Dentre os que devem sair no Estado estão alguns nomes fortemente cotados em suas cidades. Wellington Valim, ex-deputado estadual e integrante do grupo li­derado pelo deputado federal Ro­berto Balestra, será candidato a prefeito de Inhumas. Tem boas chan­ces. Sebastião Ferro, da diretoria de Saúde do Ipasgo, tentará re­tornar ao comando da Prefei­tu­ra de Paraúna. Suas chances são re­lativamente menores do que a do seu colega de governo. Ou­tros dois ex-prefeitos, Itamar Leão, chefe de gabinete da Seg­plan, de San­clerlândia, e Odair Re­zende, da Assessoria Especial, de Qui­rinó­polis, também devem en­trar com bastante peso na disputa de prefeito.

O caso de Leonardo Vilela é es­pecial. Ele é o preferido do PSDB para a duríssima disputa con­tra a reeleição do prefeito Paulo Gar­cia, em Goiânia. Mas nem isso quer dizer tanta coisa assim. O de­putado estadual Fábio Sousa, pre­sidente do diretório metropolitano do partido, segue na disputa interna pela indicação. O de­putado federal João Campos, tucano mais bem votado em Goi­â­nia em 2010, também não jo­gou a toalha. As pretensões dos três não conseguem sair da sombra da quase unanimidade chamada senador Demós­tenes Torres. Se ele resolver ser candidato, ba­bau. Será ele.

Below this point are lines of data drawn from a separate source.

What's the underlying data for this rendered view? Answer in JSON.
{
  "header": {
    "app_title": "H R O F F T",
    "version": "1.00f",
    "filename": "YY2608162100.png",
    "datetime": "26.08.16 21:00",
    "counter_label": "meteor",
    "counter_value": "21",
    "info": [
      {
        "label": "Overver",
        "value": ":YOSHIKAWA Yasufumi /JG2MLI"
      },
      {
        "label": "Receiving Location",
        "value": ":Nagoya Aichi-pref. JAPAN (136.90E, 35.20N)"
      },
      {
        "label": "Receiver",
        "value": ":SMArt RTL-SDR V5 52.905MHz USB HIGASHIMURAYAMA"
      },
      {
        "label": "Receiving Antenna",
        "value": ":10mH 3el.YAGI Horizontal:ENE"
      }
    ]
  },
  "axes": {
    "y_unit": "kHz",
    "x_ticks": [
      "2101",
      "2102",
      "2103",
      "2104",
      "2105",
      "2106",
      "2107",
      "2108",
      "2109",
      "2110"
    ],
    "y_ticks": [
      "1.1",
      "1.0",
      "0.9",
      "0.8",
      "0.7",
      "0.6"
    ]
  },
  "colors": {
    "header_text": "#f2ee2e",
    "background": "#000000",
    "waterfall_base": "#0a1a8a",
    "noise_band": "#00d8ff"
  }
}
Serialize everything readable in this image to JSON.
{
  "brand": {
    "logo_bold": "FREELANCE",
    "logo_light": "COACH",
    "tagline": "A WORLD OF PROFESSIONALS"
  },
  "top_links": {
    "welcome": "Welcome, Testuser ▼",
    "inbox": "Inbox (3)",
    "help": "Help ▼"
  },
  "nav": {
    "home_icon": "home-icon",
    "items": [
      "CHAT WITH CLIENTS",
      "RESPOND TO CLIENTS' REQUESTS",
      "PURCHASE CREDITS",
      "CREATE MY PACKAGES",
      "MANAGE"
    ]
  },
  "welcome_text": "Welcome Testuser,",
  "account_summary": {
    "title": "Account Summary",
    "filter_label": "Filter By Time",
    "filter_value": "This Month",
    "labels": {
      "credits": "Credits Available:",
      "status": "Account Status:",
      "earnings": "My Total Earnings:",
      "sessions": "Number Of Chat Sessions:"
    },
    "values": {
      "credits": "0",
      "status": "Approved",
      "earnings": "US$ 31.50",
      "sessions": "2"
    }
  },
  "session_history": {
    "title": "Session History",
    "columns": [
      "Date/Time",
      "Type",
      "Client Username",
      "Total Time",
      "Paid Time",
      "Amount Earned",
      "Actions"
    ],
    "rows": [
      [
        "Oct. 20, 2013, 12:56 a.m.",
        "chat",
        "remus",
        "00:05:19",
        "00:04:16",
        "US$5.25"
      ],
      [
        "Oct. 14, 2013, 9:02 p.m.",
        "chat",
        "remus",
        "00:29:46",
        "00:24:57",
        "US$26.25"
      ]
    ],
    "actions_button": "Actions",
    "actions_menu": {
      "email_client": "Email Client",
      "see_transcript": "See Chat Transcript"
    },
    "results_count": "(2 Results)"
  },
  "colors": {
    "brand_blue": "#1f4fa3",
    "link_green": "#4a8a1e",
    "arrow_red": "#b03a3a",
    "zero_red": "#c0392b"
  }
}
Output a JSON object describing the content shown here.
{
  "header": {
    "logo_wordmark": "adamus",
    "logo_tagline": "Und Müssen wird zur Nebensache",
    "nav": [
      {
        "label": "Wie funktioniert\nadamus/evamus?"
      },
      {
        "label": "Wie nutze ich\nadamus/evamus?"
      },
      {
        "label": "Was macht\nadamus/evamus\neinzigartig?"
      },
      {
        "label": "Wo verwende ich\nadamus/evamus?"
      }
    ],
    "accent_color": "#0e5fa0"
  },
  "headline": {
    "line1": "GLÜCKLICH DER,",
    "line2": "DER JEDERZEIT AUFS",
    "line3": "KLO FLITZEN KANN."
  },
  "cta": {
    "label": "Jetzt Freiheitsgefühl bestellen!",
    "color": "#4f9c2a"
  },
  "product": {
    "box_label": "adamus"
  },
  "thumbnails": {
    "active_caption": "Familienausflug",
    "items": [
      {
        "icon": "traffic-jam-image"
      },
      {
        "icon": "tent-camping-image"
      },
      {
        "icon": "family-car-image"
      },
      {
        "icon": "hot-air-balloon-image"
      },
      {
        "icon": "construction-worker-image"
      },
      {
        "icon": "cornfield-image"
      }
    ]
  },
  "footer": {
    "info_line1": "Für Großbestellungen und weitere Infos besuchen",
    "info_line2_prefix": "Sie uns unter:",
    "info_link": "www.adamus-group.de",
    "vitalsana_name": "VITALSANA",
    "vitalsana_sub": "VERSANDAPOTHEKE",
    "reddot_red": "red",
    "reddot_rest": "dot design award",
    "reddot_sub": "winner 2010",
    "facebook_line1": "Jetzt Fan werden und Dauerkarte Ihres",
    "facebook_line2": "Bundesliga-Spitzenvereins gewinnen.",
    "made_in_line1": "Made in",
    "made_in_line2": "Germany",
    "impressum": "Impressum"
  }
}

Na Prefeitura, e no PT, a professora Neyde Aparecida deve tentar o retorno ao caminho dos mandatos. Ela chegou a ser de­putada federal no final do governo do então petista Darci Accor­si, mas não conseguiu se reeleger. Faz parte do grupo majoritário do PT em Goiânia, e é sem­pre uma concorrente de respeitável eleitorado. Resta saber se o longo período sem mandato não afetou essas bases. Os três ve­readores, Paulo Borges, Si­meyzon e Célia vão tentar a reeleição pela primeira vez. Paulo e Célia já foram suplentes. Se tornaram donos das vagas em 2008. Simeyson foi estreante. Célia e Paulo, pelo forte e vasto PMDB, vão ter concorrentes internos de peso e precisam de votação maior para não voltarem como suplentes. Simeyzon pode ter vida mais tranquila pelo PSC.